A spate of bond defaults in the troubled offshore and marine services sectors has led to the introduction of an insurance scheme for bond investors in Singapore.
Many bondholders in these sectors hit by defaults are individual investors, such as middle-aged Singaporeans looking to grow their retirement nest egg. They approached the Securities Investors' Association of Singapore (SIAS) for help, which proposed insurance as a way to cushion the blow of defaults.
The SIAS, together with Rajah & Tann law firm, has forwarded a proposal to the Monetary Authority of Singapore (
MAS), requiring bond issuers to purchase an insurance policy at the time of issuance in order to protect investors in case of a default, reports the
Business Times.
In case of a default, the insurance payout will be used to pay for calling meetings, as well as legal and advisory fees. These costs, which can range from SGD100,000 to SGD500,000, are usually shouldered by bondholders.
The call follows several bond defaults of offshore- and marine-services firms weakened by an extended commodity slump. This damaged the firms’ cash flow and the ability to pay their debts.
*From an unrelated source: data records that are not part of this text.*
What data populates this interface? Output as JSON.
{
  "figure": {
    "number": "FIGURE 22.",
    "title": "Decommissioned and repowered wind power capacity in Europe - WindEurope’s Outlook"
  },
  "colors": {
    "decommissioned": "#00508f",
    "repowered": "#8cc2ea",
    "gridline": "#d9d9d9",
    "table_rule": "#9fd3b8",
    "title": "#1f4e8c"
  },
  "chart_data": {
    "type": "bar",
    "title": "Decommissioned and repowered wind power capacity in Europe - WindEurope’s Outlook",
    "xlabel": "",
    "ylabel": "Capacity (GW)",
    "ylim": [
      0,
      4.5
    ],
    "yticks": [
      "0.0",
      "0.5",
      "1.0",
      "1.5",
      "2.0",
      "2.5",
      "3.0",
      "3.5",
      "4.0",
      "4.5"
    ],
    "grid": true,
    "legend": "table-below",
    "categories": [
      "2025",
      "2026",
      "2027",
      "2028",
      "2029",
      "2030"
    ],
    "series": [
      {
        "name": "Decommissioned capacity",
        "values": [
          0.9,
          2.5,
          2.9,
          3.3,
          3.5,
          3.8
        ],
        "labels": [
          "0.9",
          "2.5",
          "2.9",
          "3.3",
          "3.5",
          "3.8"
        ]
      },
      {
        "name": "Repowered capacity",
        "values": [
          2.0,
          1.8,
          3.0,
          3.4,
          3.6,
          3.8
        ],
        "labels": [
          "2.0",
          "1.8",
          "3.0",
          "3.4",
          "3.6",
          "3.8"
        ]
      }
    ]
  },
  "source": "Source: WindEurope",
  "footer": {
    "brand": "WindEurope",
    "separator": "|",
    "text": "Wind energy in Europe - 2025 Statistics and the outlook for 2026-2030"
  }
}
SIAS president David Gerald told BT: “Where can bondholders who are in distress get the money to cover their legal costs and so forth? They also have difficulties coming together with others in the same predicament. Their predicament is heightened as trustees of these bond issues are not able to assist them either.
“There has to be a mechanism through which retail bondholders won't be stranded in a default event.”